BLOGUE. Ainsi, le Groupe CH, propriétaire d'evenko, est en discussions pour acquérir Spectra, un autre important producteur de spectacles, exploitant de salle, et gestionnaire d'artistes.
La Presse faisait état samedi d'un projet de transaction, qui, dans son essence, n'a pas été nié par les principaux intéressés.
Dans un communiqué, Spectra et evenko indiquent que si les pourparlers se concluent, ce n'est pas evenko qui achèterait Spectra, mais Groupe CH. Elles ajoutent que les deux entités ne seraient pas fusionnées et continueraient d'opérer comme deux sociétés sœurs.
La sortie de cette histoire à la veille d'une décision du CRTC sur la fusion Bell-Astral, ne fait probablement pas l'affaire de Bell, qui détient 18% du Groupe CH, qui à son tour détient 100% d'evenko.
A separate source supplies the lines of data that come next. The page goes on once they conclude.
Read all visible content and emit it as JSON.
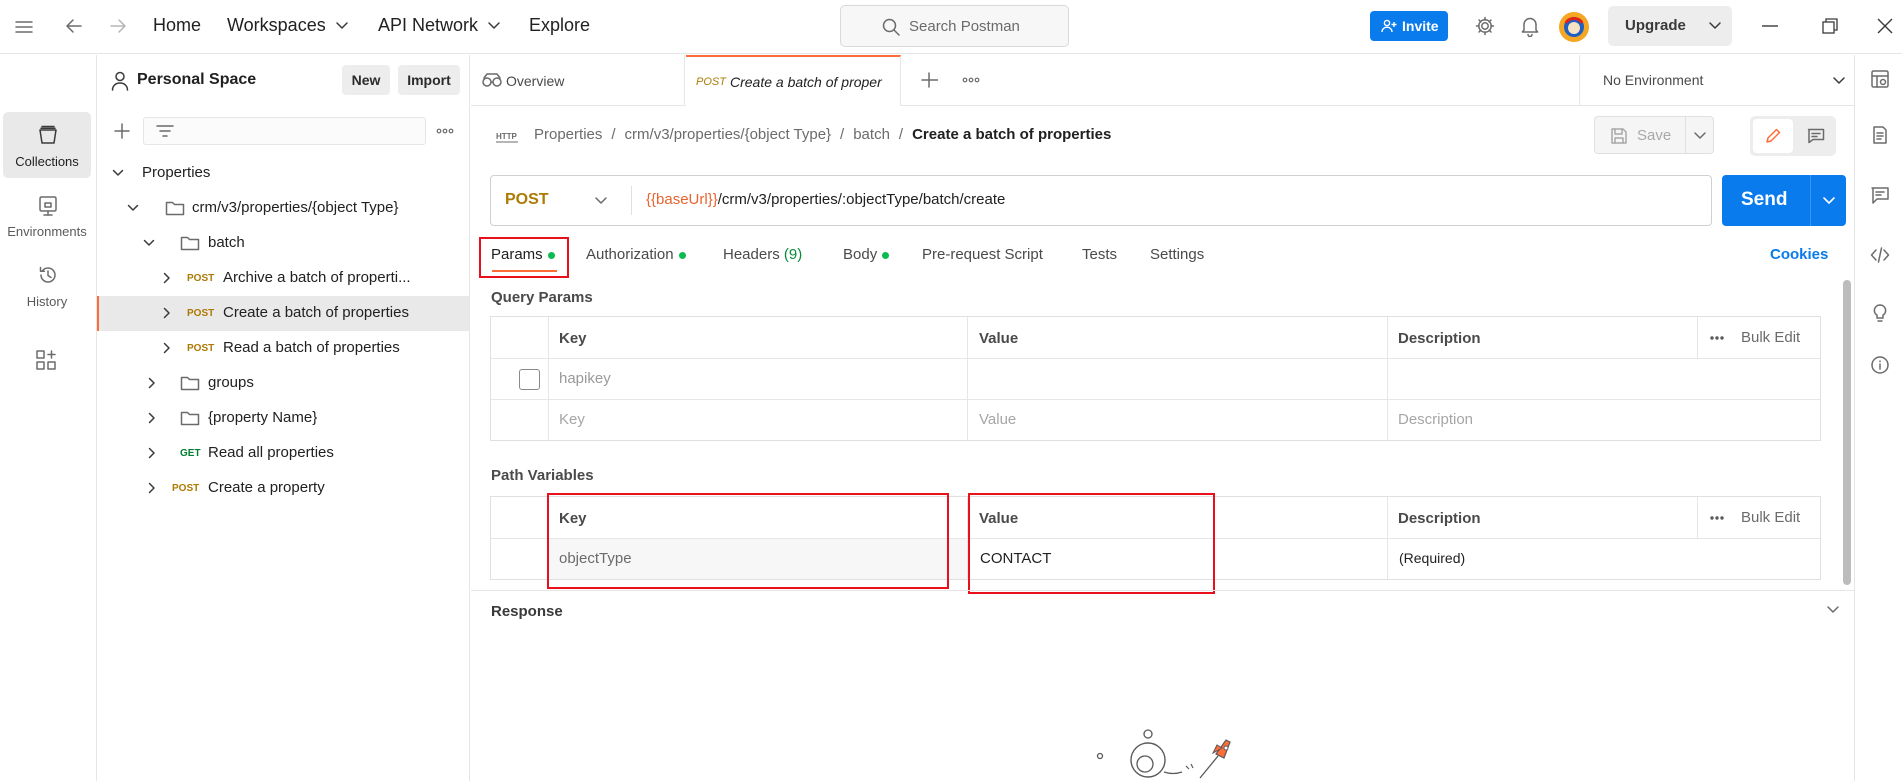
{
  "topbar": {
    "home": "Home",
    "workspaces": "Workspaces",
    "api_network": "API Network",
    "explore": "Explore",
    "search_placeholder": "Search Postman",
    "invite": "Invite",
    "upgrade": "Upgrade"
  },
  "rail": {
    "collections": "Collections",
    "environments": "Environments",
    "history": "History"
  },
  "sidebar": {
    "title": "Personal Space",
    "new_label": "New",
    "import_label": "Import",
    "tree": [
      {
        "label": "Properties"
      },
      {
        "label": "crm/v3/properties/{object Type}"
      },
      {
        "label": "batch"
      },
      {
        "method": "POST",
        "label": "Archive a batch of properti..."
      },
      {
        "method": "POST",
        "label": "Create a batch of properties"
      },
      {
        "method": "POST",
        "label": "Read a batch of properties"
      },
      {
        "label": "groups"
      },
      {
        "label": "{property Name}"
      },
      {
        "method": "GET",
        "label": "Read all properties"
      },
      {
        "method": "POST",
        "label": "Create a property"
      }
    ]
  },
  "tabs": {
    "overview": "Overview",
    "active_method": "POST",
    "active_title": "Create a batch of proper",
    "environment": "No Environment"
  },
  "request": {
    "crumbs": [
      "Properties",
      "crm/v3/properties/{object Type}",
      "batch"
    ],
    "crumb_current": "Create a batch of properties",
    "save": "Save",
    "method": "POST",
    "url_var": "{{baseUrl}}",
    "url_path": "/crm/v3/properties/:objectType/batch/create",
    "send": "Send"
  },
  "req_tabs": {
    "params": "Params",
    "authorization": "Authorization",
    "headers": "Headers",
    "headers_count": "(9)",
    "body": "Body",
    "prerequest": "Pre-request Script",
    "tests": "Tests",
    "settings": "Settings",
    "cookies": "Cookies"
  },
  "query_params": {
    "title": "Query Params",
    "headers": {
      "key": "Key",
      "value": "Value",
      "description": "Description",
      "bulk": "Bulk Edit"
    },
    "row1_key": "hapikey",
    "placeholders": {
      "key": "Key",
      "value": "Value",
      "description": "Description"
    }
  },
  "path_vars": {
    "title": "Path Variables",
    "headers": {
      "key": "Key",
      "value": "Value",
      "description": "Description",
      "bulk": "Bulk Edit"
    },
    "row_key": "objectType",
    "row_value": "CONTACT",
    "row_description": "(Required)"
  },
  "response": {
    "title": "Response"
  },
  "colors": {
    "accent_orange": "#ff6c37",
    "primary_blue": "#097bed",
    "post_method": "#ad7a03",
    "get_method": "#007f31",
    "highlight_red": "#e8101a"
  }
}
Les habitués de cette chronique savent que depuis le début, cette transaction nous agace. Non pas tellement pour ses conséquences télévisuelles et radiophoniques, mais pour ses conséquences sur l'espace culturel québécois et sa diversité. Elle a pour effet de créer une superbe machine promotionnelle, avec deux chaînes de radios et 23% de l'auditoire télé québécois, qui pourra être mise au service d'une autre extraordinaire machine, artistique celle-là (evenko), dont on ne mesure pas encore la puissance parce qu'elle n'est qu'au stade de l'adolescence.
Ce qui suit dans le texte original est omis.